While it may sound trivial, the best you thing you can do to help ensure the success of your security team is to promote better communication.
Widespread access needs to be managed
Most startups begin with a pretty simple access control policy: everyone gets access to everything. That’s particularly true as development and operations teams merge. Of course, as organizations grow and scale, this becomes increasingly problematic and pressure starts to mount to put some policies and regulations around who can access what.
The key to getting it right is avoiding knee-jerk reactions and taking away capabilities from people when they’re just trying to do their job. Instead, focus on building safe ways to perform needed job functions, by taking the following steps:
- Figure out what the underlying function or capability is that your colleagues need. What is it that they require to get their job done?
- Create an alternative, safe way for them to perform the function or capability.
- Transition your entire organization over to the new, safer way of doing things.
- Begin soft-failing the old system, setting up alerts to notify you of any usage of the old unsafe way of doing things so you can correct those instances.
An often seen example of this is where a large percentage of the development organization has SSH access to production systems. In this case, the steps are:
- Determine why SSH access is needed to production systems. Often it’s due to needing to be able to view error or access logs for the application to debug issues.
- Provide an alternative safe way to access that data via a central logging system like Splunk, ELK, etc.
- Publicize the new alternative way to access the data.
- Begin alerting on SSH access to production systems so a reminder about the new approach can be sent.
- Restrict SSH access down to only those which require it, ex: sysops.
If you take this approach, everyone wins. Security doesn’t become a blocker by removing capabilities that people need to be effective, but instead they are provided with a safe approach to perform the required tasks.
Increase the cost of attack
Although it has become cheaper and easier to conduct attacks, there are several ways to use this to your advantage as a defender. Some of the most effective approaches are to run realistic attack simulations against your organization, have a disclosure policy, and potentially even a bug bounty program.

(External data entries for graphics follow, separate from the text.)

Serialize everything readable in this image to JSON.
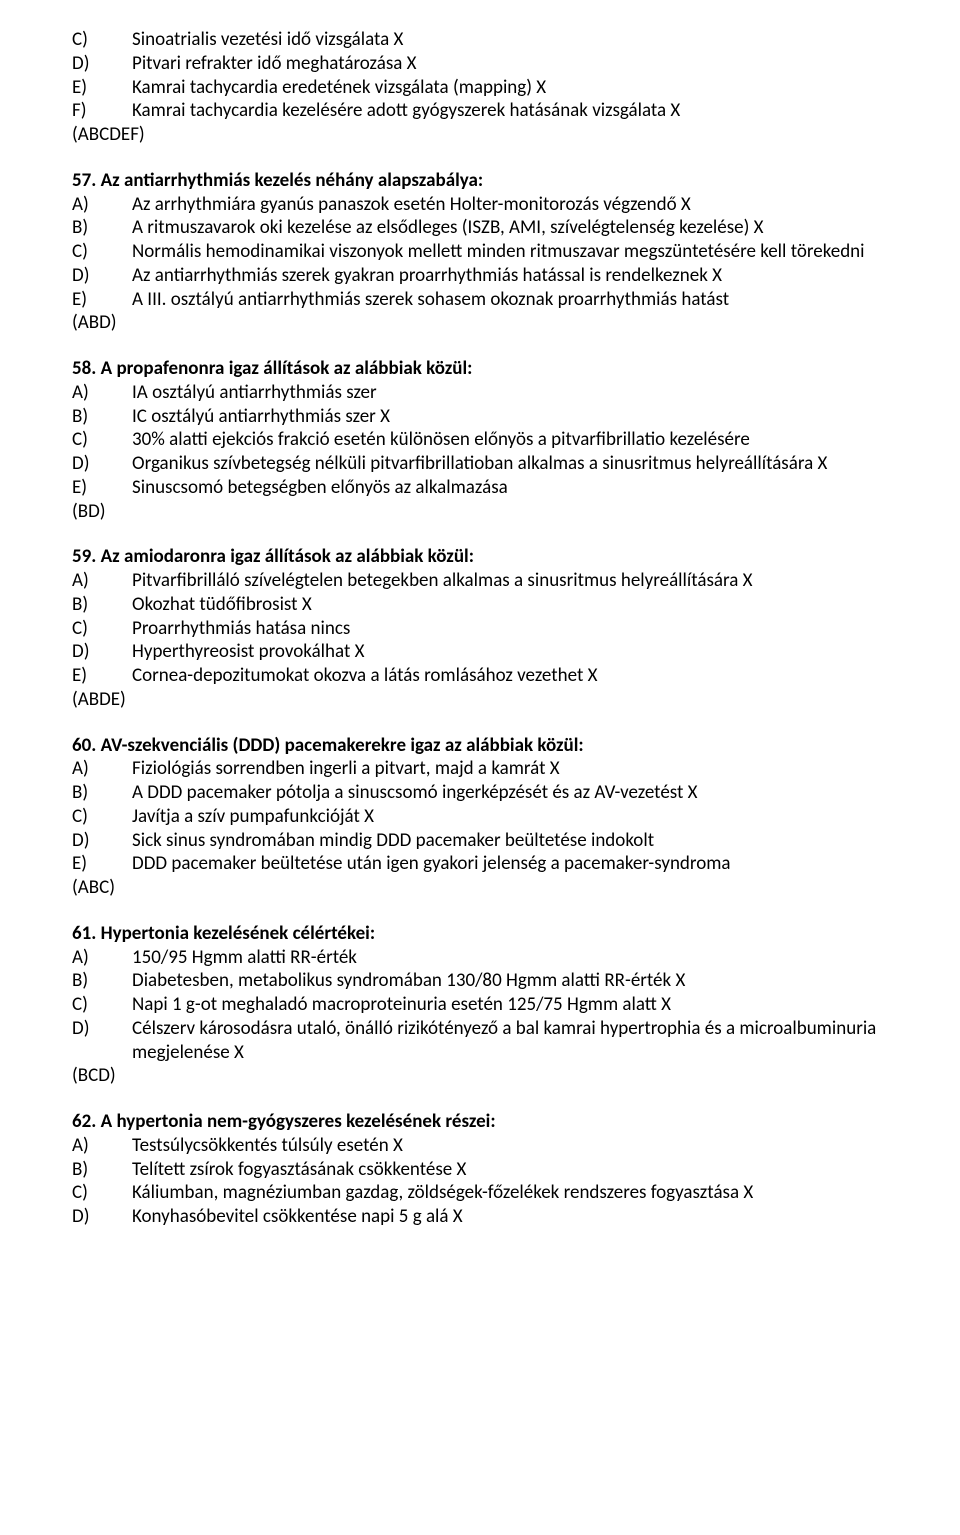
{
  "blocks": [
    {
      "pre_options": [
        {
          "letter": "C)",
          "text": "Sinoatrialis vezetési idő vizsgálata X"
        },
        {
          "letter": "D)",
          "text": "Pitvari refrakter idő meghatározása X"
        },
        {
          "letter": "E)",
          "text": "Kamrai tachycardia eredetének vizsgálata (mapping) X"
        },
        {
          "letter": "F)",
          "text": "Kamrai tachycardia kezelésére adott gyógyszerek hatásának vizsgálata X"
        }
      ],
      "answer": "(ABCDEF)"
    },
    {
      "title": "57. Az antiarrhythmiás kezelés néhány alapszabálya:",
      "options": [
        {
          "letter": "A)",
          "text": "Az arrhythmiára gyanús panaszok esetén Holter-monitorozás végzendő X"
        },
        {
          "letter": "B)",
          "text": "A ritmuszavarok oki kezelése az elsődleges (ISZB, AMI, szívelégtelenség kezelése) X"
        },
        {
          "letter": "C)",
          "text": "Normális hemodinamikai viszonyok mellett minden ritmuszavar megszüntetésére kell törekedni"
        },
        {
          "letter": "D)",
          "text": "Az antiarrhythmiás szerek gyakran proarrhythmiás hatással is rendelkeznek X"
        },
        {
          "letter": "E)",
          "text": "A III. osztályú antiarrhythmiás szerek sohasem okoznak proarrhythmiás hatást"
        }
      ],
      "answer": "(ABD)"
    },
    {
      "title": "58. A propafenonra igaz állítások az alábbiak közül:",
      "options": [
        {
          "letter": "A)",
          "text": "IA osztályú antiarrhythmiás szer"
        },
        {
          "letter": "B)",
          "text": "IC osztályú antiarrhythmiás szer X"
        },
        {
          "letter": "C)",
          "text": "30% alatti ejekciós frakció esetén különösen előnyös a pitvarfibrillatio kezelésére"
        },
        {
          "letter": "D)",
          "text": "Organikus szívbetegség nélküli pitvarfibrillatioban alkalmas a sinusritmus helyreállítására X"
        },
        {
          "letter": "E)",
          "text": "Sinuscsomó betegségben előnyös az alkalmazása"
        }
      ],
      "answer": "(BD)"
    },
    {
      "title": "59. Az amiodaronra igaz állítások az alábbiak közül:",
      "options": [
        {
          "letter": "A)",
          "text": "Pitvarfibrilláló szívelégtelen betegekben alkalmas a sinusritmus helyreállítására X"
        },
        {
          "letter": "B)",
          "text": "Okozhat tüdőfibrosist X"
        },
        {
          "letter": "C)",
          "text": "Proarrhythmiás hatása nincs"
        },
        {
          "letter": "D)",
          "text": "Hyperthyreosist provokálhat X"
        },
        {
          "letter": "E)",
          "text": "Cornea-depozitumokat okozva a látás romlásához vezethet X"
        }
      ],
      "answer": "(ABDE)"
    },
    {
      "title": "60. AV-szekvenciális (DDD) pacemakerekre igaz az alábbiak közül:",
      "options": [
        {
          "letter": "A)",
          "text": "Fiziológiás sorrendben ingerli a pitvart, majd a kamrát X"
        },
        {
          "letter": "B)",
          "text": "A DDD pacemaker pótolja a sinuscsomó ingerképzését és az AV-vezetést X"
        },
        {
          "letter": "C)",
          "text": "Javítja a szív pumpafunkcióját X"
        },
        {
          "letter": "D)",
          "text": "Sick sinus syndromában mindig DDD pacemaker beültetése indokolt"
        },
        {
          "letter": "E)",
          "text": "DDD pacemaker beültetése után igen gyakori jelenség a pacemaker-syndroma"
        }
      ],
      "answer": "(ABC)"
    },
    {
      "title": "61. Hypertonia kezelésének célértékei:",
      "options": [
        {
          "letter": "A)",
          "text": "150/95 Hgmm alatti RR-érték"
        },
        {
          "letter": "B)",
          "text": "Diabetesben, metabolikus syndromában 130/80 Hgmm alatti RR-érték X"
        },
        {
          "letter": "C)",
          "text": "Napi 1 g-ot meghaladó macroproteinuria esetén 125/75 Hgmm alatt X"
        },
        {
          "letter": "D)",
          "text": "Célszerv károsodásra utaló, önálló rizikótényező a bal kamrai hypertrophia és a microalbuminuria megjelenése X"
        }
      ],
      "answer": "(BCD)"
    },
    {
      "title": "62. A hypertonia nem-gyógyszeres kezelésének részei:",
      "options": [
        {
          "letter": "A)",
          "text": "Testsúlycsökkentés túlsúly esetén X"
        },
        {
          "letter": "B)",
          "text": "Telített zsírok fogyasztásának csökkentése X"
        },
        {
          "letter": "C)",
          "text": "Káliumban, magnéziumban gazdag, zöldségek-főzelékek rendszeres fogyasztása X"
        },
        {
          "letter": "D)",
          "text": "Konyhasóbevitel csökkentése napi 5 g alá X"
        }
      ]
    }
  ]
}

The goals of these sort of programs are to:
- Incent people to report issues to you
- Drive up the costs of vulnerability discovery and exploitation
- Provide external validation of where your security program is and isn’t working
If you’re worried about budgetary concerns, money is rarely the main motivation for researchers reporting issues (although it certainly helps!). Similarly, if you’re concerned about inviting attacks, the fact is that if you’re on the Internet you already get a free penetration assessment every single day, you just don’t receive the report.
Before launching a disclosure program or a bounty, one of the most effective things you can do is take note of what vulnerability classes you expect to see and what ones you don’t. You can then compare your expectations against the issues that actually wind up getting reported to provide extremely useful data on where your security program is working well and where it needs adjustment and iteration.
The shift to DevOps and continuous deployment often feels scary to security teams because it represents such a significant departure from the way we’ve approached security in the past. However, instead of reducing security this transition actually affords us a unique opportunity to fundamentally shift the position of security from being a blocker to enabling greater business velocity.